Nspawn Containers

This Link For Arch Linux Wiki for Nspawn Containers

I like the idea of starting with the easy containers first.

Create a FileSystem

cd /var/lib/machines
# create a directory
mkdir <container>
# use pacstrap to create a file system
pacstrap -i -c -d <container> base --ignore linux

At this point you might want to copy over some configs to save time later.

  • /etc/locale.conf
  • /root/.bashrc
  • /etc/locale.gen

First boot and create root password

systemd-nspawn -b -D <container>
passwd
# assuming you copied over /etc/locale.gen
locale-gen
# set timezone
timedatectl set-timezone <timezone>
# enable network time
timedatectl set-ntp 1
# enable networking
systemctl enable systemd-networkd
systemctl enable systemd-resolved
poweroff
# if you want to nat the container add *-n* flag
systemd-nspawn -b -D <container> -n
# and to bind mount the package cache
systemd-nspawn -b -D <container> -n --bind=/var/cache/pacman/pkg

Networking

Here's a link that skips ahead to Automatically Starting the Container

On Arch, assuming you have systemd-networkd and systemd-resolved set up correctly, networking from the host end of things should just work.
However on Linode it does not. What does work on Linode is to create a bridge interface. Two files for br0 will get the job done.

# /etc/systemd/network/50-br0.netdev
[NetDev]
Name=br0
Kind=bridge

# /etc/systemd/network/50-br0.netdev
[Match]
Name=br0

[Network]
Address=10.0.55.1/24 # arbitrarily pick a subnet range to taste
DHCPServer=yes
IPMasquerade=yes

Notice how the configuration file tells systemd-networkd to offer DHCP service and to perform masquerade. You can modify the systemd-nspawn command to use the bridge interface. Every container attached to this bridge will be on the same subnet and able to talk to each other.

# first restart systemd-networkd to bring up the new bridge interface
systemctl restart systemd-networkd
# and add --network-bridge=br0 to systemd-nspawn command
systemd-nspawn -b -D <container> --network-bridge=br0 --bind=/var/cache/pacman/pkg

Automatically Starting the Container

Here's a link back up to Networking in case you previously skipped ahead.

There are two ways to automate starting the container.

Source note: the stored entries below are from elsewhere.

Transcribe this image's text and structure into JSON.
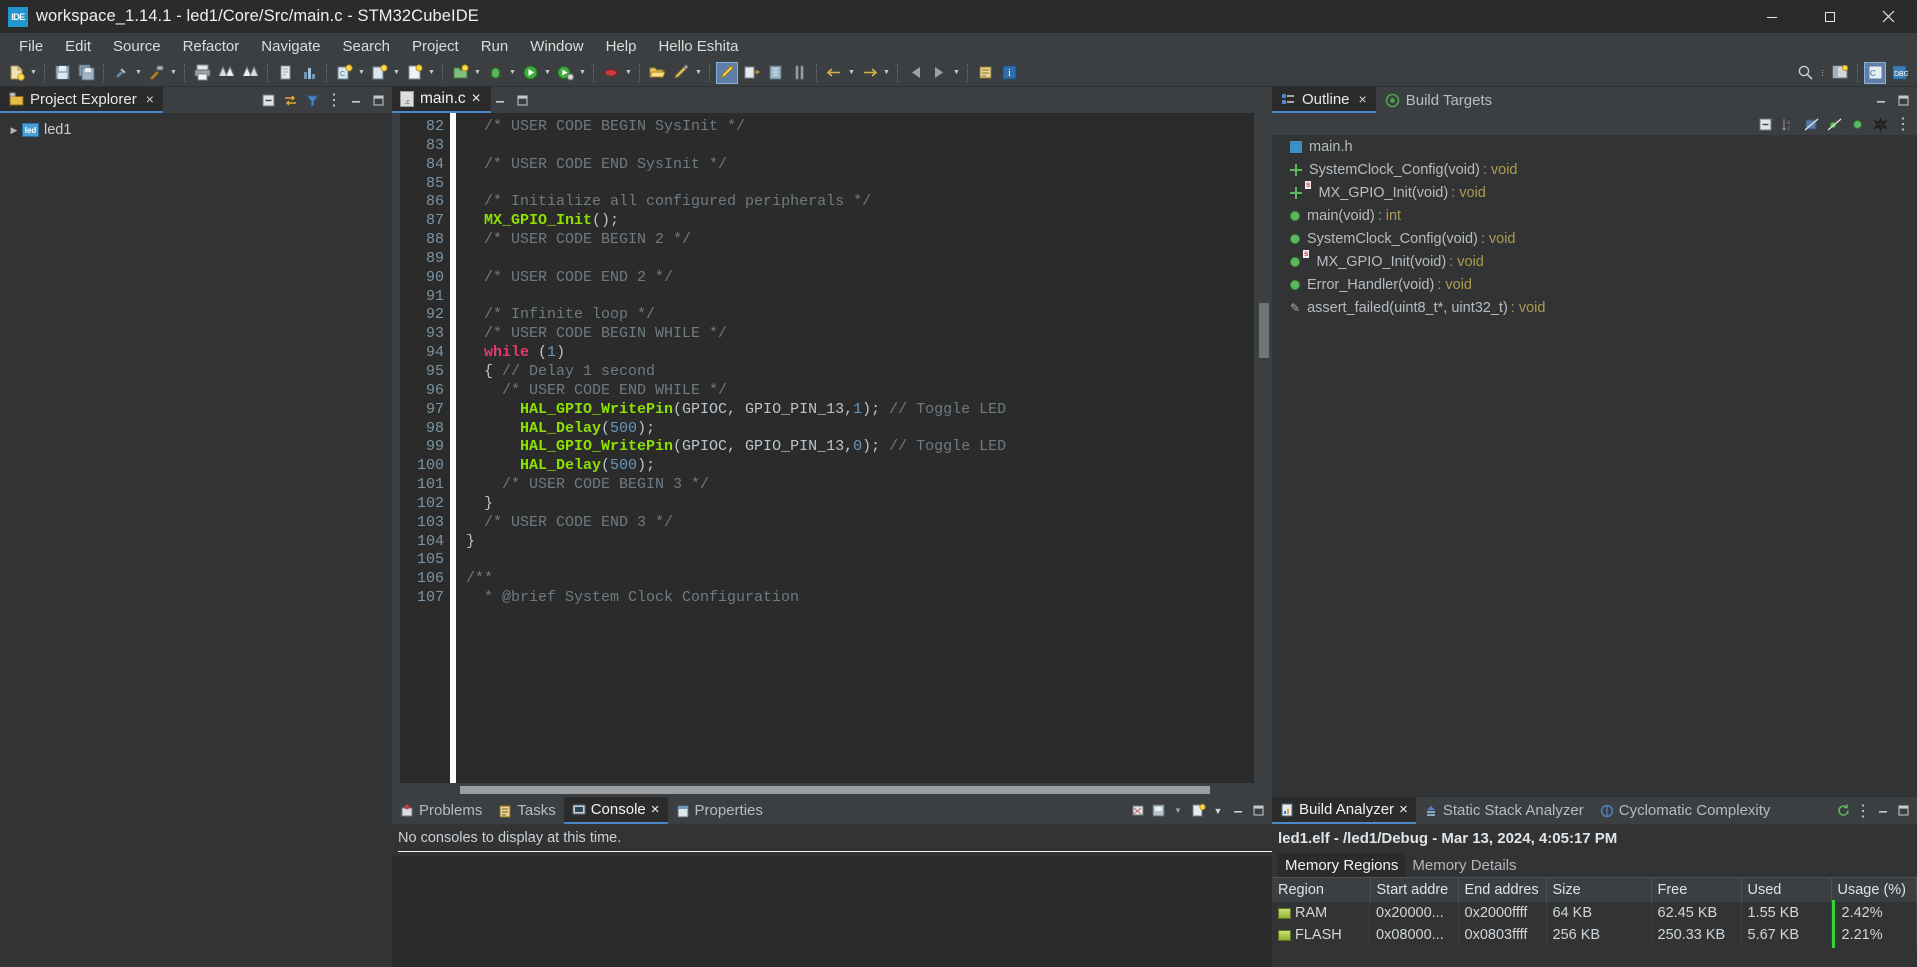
{
  "window": {
    "title": "workspace_1.14.1 - led1/Core/Src/main.c - STM32CubeIDE",
    "app_badge": "IDE",
    "minimize_label": "Minimize",
    "maximize_label": "Maximize",
    "close_label": "Close"
  },
  "menubar": {
    "items": [
      {
        "label": "File"
      },
      {
        "label": "Edit"
      },
      {
        "label": "Source"
      },
      {
        "label": "Refactor"
      },
      {
        "label": "Navigate"
      },
      {
        "label": "Search"
      },
      {
        "label": "Project"
      },
      {
        "label": "Run"
      },
      {
        "label": "Window"
      },
      {
        "label": "Help"
      },
      {
        "label": "Hello Eshita"
      }
    ]
  },
  "project_explorer": {
    "tab_label": "Project Explorer",
    "close_label": "×",
    "collapse_all_label": "Collapse All",
    "link_with_editor_label": "Link with Editor",
    "view_menu_label": "View Menu",
    "minimize_label": "Minimize",
    "maximize_label": "Maximize",
    "tree": [
      {
        "label": "led1",
        "twisty": "▶",
        "badge": "led"
      }
    ]
  },
  "editor": {
    "tab_label": "main.c",
    "tab_close": "×",
    "file_ext_badge": ".c",
    "minimize_label": "Minimize",
    "maximize_label": "Maximize",
    "first_line": 82,
    "lines": [
      {
        "n": 82,
        "tokens": [
          {
            "t": "  ",
            "c": "pl"
          },
          {
            "t": "/* USER CODE BEGIN SysInit */",
            "c": "cm"
          }
        ]
      },
      {
        "n": 83,
        "tokens": []
      },
      {
        "n": 84,
        "tokens": [
          {
            "t": "  ",
            "c": "pl"
          },
          {
            "t": "/* USER CODE END SysInit */",
            "c": "cm"
          }
        ]
      },
      {
        "n": 85,
        "tokens": []
      },
      {
        "n": 86,
        "tokens": [
          {
            "t": "  ",
            "c": "pl"
          },
          {
            "t": "/* Initialize all configured peripherals */",
            "c": "cm"
          }
        ]
      },
      {
        "n": 87,
        "tokens": [
          {
            "t": "  ",
            "c": "pl"
          },
          {
            "t": "MX_GPIO_Init",
            "c": "fn"
          },
          {
            "t": "();",
            "c": "pl"
          }
        ]
      },
      {
        "n": 88,
        "tokens": [
          {
            "t": "  ",
            "c": "pl"
          },
          {
            "t": "/* USER CODE BEGIN 2 */",
            "c": "cm"
          }
        ]
      },
      {
        "n": 89,
        "tokens": []
      },
      {
        "n": 90,
        "tokens": [
          {
            "t": "  ",
            "c": "pl"
          },
          {
            "t": "/* USER CODE END 2 */",
            "c": "cm"
          }
        ]
      },
      {
        "n": 91,
        "tokens": []
      },
      {
        "n": 92,
        "tokens": [
          {
            "t": "  ",
            "c": "pl"
          },
          {
            "t": "/* Infinite loop */",
            "c": "cm"
          }
        ]
      },
      {
        "n": 93,
        "tokens": [
          {
            "t": "  ",
            "c": "pl"
          },
          {
            "t": "/* USER CODE BEGIN WHILE */",
            "c": "cm"
          }
        ]
      },
      {
        "n": 94,
        "tokens": [
          {
            "t": "  ",
            "c": "pl"
          },
          {
            "t": "while",
            "c": "kw"
          },
          {
            "t": " (",
            "c": "pl"
          },
          {
            "t": "1",
            "c": "num"
          },
          {
            "t": ")",
            "c": "pl"
          }
        ]
      },
      {
        "n": 95,
        "tokens": [
          {
            "t": "  { ",
            "c": "pl"
          },
          {
            "t": "// Delay 1 second",
            "c": "cm"
          }
        ]
      },
      {
        "n": 96,
        "tokens": [
          {
            "t": "    ",
            "c": "pl"
          },
          {
            "t": "/* USER CODE END WHILE */",
            "c": "cm"
          }
        ]
      },
      {
        "n": 97,
        "tokens": [
          {
            "t": "      ",
            "c": "pl"
          },
          {
            "t": "HAL_GPIO_WritePin",
            "c": "fn"
          },
          {
            "t": "(GPIOC, GPIO_PIN_13,",
            "c": "pl"
          },
          {
            "t": "1",
            "c": "num"
          },
          {
            "t": "); ",
            "c": "pl"
          },
          {
            "t": "// Toggle LED",
            "c": "cm"
          }
        ]
      },
      {
        "n": 98,
        "tokens": [
          {
            "t": "      ",
            "c": "pl"
          },
          {
            "t": "HAL_Delay",
            "c": "fn"
          },
          {
            "t": "(",
            "c": "pl"
          },
          {
            "t": "500",
            "c": "num"
          },
          {
            "t": ");",
            "c": "pl"
          }
        ]
      },
      {
        "n": 99,
        "tokens": [
          {
            "t": "      ",
            "c": "pl"
          },
          {
            "t": "HAL_GPIO_WritePin",
            "c": "fn"
          },
          {
            "t": "(GPIOC, GPIO_PIN_13,",
            "c": "pl"
          },
          {
            "t": "0",
            "c": "num"
          },
          {
            "t": "); ",
            "c": "pl"
          },
          {
            "t": "// Toggle LED",
            "c": "cm"
          }
        ]
      },
      {
        "n": 100,
        "tokens": [
          {
            "t": "      ",
            "c": "pl"
          },
          {
            "t": "HAL_Delay",
            "c": "fn"
          },
          {
            "t": "(",
            "c": "pl"
          },
          {
            "t": "500",
            "c": "num"
          },
          {
            "t": ");",
            "c": "pl"
          }
        ]
      },
      {
        "n": 101,
        "tokens": [
          {
            "t": "    ",
            "c": "pl"
          },
          {
            "t": "/* USER CODE BEGIN 3 */",
            "c": "cm"
          }
        ]
      },
      {
        "n": 102,
        "tokens": [
          {
            "t": "  }",
            "c": "pl"
          }
        ]
      },
      {
        "n": 103,
        "tokens": [
          {
            "t": "  ",
            "c": "pl"
          },
          {
            "t": "/* USER CODE END 3 */",
            "c": "cm"
          }
        ]
      },
      {
        "n": 104,
        "tokens": [
          {
            "t": "}",
            "c": "pl"
          }
        ]
      },
      {
        "n": 105,
        "tokens": []
      },
      {
        "n": 106,
        "tokens": [
          {
            "t": "/**",
            "c": "cm"
          }
        ]
      },
      {
        "n": 107,
        "tokens": [
          {
            "t": "  * @brief System Clock Configuration",
            "c": "cm"
          }
        ]
      }
    ]
  },
  "console_panel": {
    "tabs": [
      {
        "label": "Problems",
        "active": false,
        "icon": "problems-icon"
      },
      {
        "label": "Tasks",
        "active": false,
        "icon": "tasks-icon"
      },
      {
        "label": "Console",
        "active": true,
        "icon": "console-icon"
      },
      {
        "label": "Properties",
        "active": false,
        "icon": "properties-icon"
      }
    ],
    "close_label": "×",
    "message": "No consoles to display at this time.",
    "actions": {
      "clear_label": "Clear Console",
      "pin_label": "Pin Console",
      "display_selected_label": "Display Selected Console",
      "open_console_label": "Open Console",
      "minimize_label": "Minimize",
      "maximize_label": "Maximize"
    }
  },
  "build_analyzer": {
    "tabs": [
      {
        "label": "Build Analyzer",
        "active": true,
        "icon": "build-analyzer-icon"
      },
      {
        "label": "Static Stack Analyzer",
        "active": false,
        "icon": "static-stack-icon"
      },
      {
        "label": "Cyclomatic Complexity",
        "active": false,
        "icon": "cyclomatic-icon"
      }
    ],
    "close_label": "×",
    "header": "led1.elf - /led1/Debug - Mar 13, 2024, 4:05:17 PM",
    "subtabs": [
      {
        "label": "Memory Regions",
        "active": true
      },
      {
        "label": "Memory Details",
        "active": false
      }
    ],
    "columns": [
      "Region",
      "Start addre",
      "End addres",
      "Size",
      "Free",
      "Used",
      "Usage (%)"
    ],
    "rows": [
      {
        "region": "RAM",
        "start": "0x20000...",
        "end": "0x2000ffff",
        "size": "64 KB",
        "free": "62.45 KB",
        "used": "1.55 KB",
        "usage": "2.42%"
      },
      {
        "region": "FLASH",
        "start": "0x08000...",
        "end": "0x0803ffff",
        "size": "256 KB",
        "free": "250.33 KB",
        "used": "5.67 KB",
        "usage": "2.21%"
      }
    ],
    "actions": {
      "refresh_label": "Refresh",
      "view_menu_label": "View Menu",
      "minimize_label": "Minimize",
      "maximize_label": "Maximize"
    }
  },
  "outline": {
    "tabs": [
      {
        "label": "Outline",
        "active": true,
        "icon": "outline-icon"
      },
      {
        "label": "Build Targets",
        "active": false,
        "icon": "build-targets-icon"
      }
    ],
    "close_label": "×",
    "minimize_label": "Minimize",
    "maximize_label": "Maximize",
    "toolbar": {
      "collapse_all_label": "Collapse All",
      "sort_label": "Sort",
      "hide_fields_label": "Hide Fields",
      "hide_static_label": "Hide Static Members",
      "hide_nonpublic_label": "Hide Non-Public Members",
      "hide_macros_label": "Hide Macros",
      "view_menu_label": "View Menu"
    },
    "items": [
      {
        "name": "main.h",
        "type": "",
        "icon": "header-icon",
        "static": false
      },
      {
        "name": "SystemClock_Config(void)",
        "type": " : void",
        "icon": "prototype-icon",
        "static": false
      },
      {
        "name": "MX_GPIO_Init(void)",
        "type": " : void",
        "icon": "prototype-icon",
        "static": true
      },
      {
        "name": "main(void)",
        "type": " : int",
        "icon": "function-icon",
        "static": false
      },
      {
        "name": "SystemClock_Config(void)",
        "type": " : void",
        "icon": "function-icon",
        "static": false
      },
      {
        "name": "MX_GPIO_Init(void)",
        "type": " : void",
        "icon": "function-icon",
        "static": true
      },
      {
        "name": "Error_Handler(void)",
        "type": " : void",
        "icon": "function-icon",
        "static": false
      },
      {
        "name": "assert_failed(uint8_t*, uint32_t)",
        "type": " : void",
        "icon": "macro-icon",
        "static": false
      }
    ]
  },
  "toolbar": {
    "search_label": "Search",
    "perspective_labels": [
      "Open Perspective",
      "C/C++",
      "Debug"
    ],
    "buttons": [
      "new-button",
      "save-button",
      "save-all-button",
      "print-button",
      "build-button",
      "build-all-button",
      "clean-button",
      "debug-button",
      "run-button",
      "external-tools-button",
      "new-c-project-button",
      "new-cpp-project-button",
      "search-button",
      "next-annotation-button",
      "previous-annotation-button",
      "back-button",
      "forward-button",
      "pin-editor-button",
      "info-button"
    ]
  },
  "colors": {
    "accent": "#4a88c7",
    "editor_bg": "#2b2b2b",
    "panel_bg": "#313335",
    "chrome_bg": "#3c3f41",
    "keyword": "#e8396a",
    "function": "#8ee000",
    "comment": "#6e7b82",
    "number": "#6897bb",
    "usage_bar": "#36d336"
  }
}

You can override systemd-nspawn@.service or create an nspawn file.

First enable machines.target

# to override the systemd-nspawn@.service file
cp /lib/systemd/system/systemd-nspawn@.service /etc/systemd/system/systemd-nspawn@<container>.service

Edit /etc/systemd/system/systemd-nspawn@<container>.service to add the systemd-nspawn options you want to the ExecStart command.

Or create /etc/systemd/nspawn/<container>.nspawn

# /etc/systemd/nspawn/<container>.nspawn
[Files]
Bind=/var/cache/pacman/pkg

[Network]
Bridge=br0

# /etc/systemd/nspawn/<container>.nspawn
[Files]
Bind=/var/cache/pacman/pkg

[Network]
VirtualEthernet=1 # this seems to be the default sometimes, though

# in either case
systemctl start/enable systemd-nspawn@<container>
# to get a shell
machinectl shell <container>
# and then to get an environment
bash

This would be a good time to check for network and name resolution, symlink resolv.conf if need be.

Initial Configuration Inside The Container

# set time zone if you don't want UTC
timedatectl set-timezone <timezone>
# enable ntp, networktime
timedatectl set-ntp 1
# enable networking from inside the container
systemctl enable systemd-networkd
systemctl start systemd-networkd
systemctl enable systemd-resolved
systemctl start systemd-resolved
rm /etc/resolv.conf 
ln -s /run/systemd/resolve/resolv.conf /etc/
# ping google
ping -c 3 google.com

If you want to change the locale

Final Observations

  • You can start/stop nspawn containers with machinectl command.
  • You can start nspawn containers with systemd-nspawn command.
  • You can configure the systemd service for a container with @nspawn.service file override
  • Or you can configure an nspawn container with a dot.nspawn file

But in regards to the above list I have noticed differences in behaviour, in some scenarios, concerning file attributes for bind mounts.

Another curiosity: when you have nspawn containers natted on VirtualEthernet connections, they might be able to ping each other at 10.x.y.z, but not resolve each other. But they might be able to resolve each other if they are all connected to the same bridge interface or nspawn network zone, but will randomly resolve each other in any of the 10.x.y.z, 169.x.y.z, or fe80::....:....:....%host (ipv6 local) spaces, which would complicate configuring the containers to talk to each other. But I intend to look into this some more.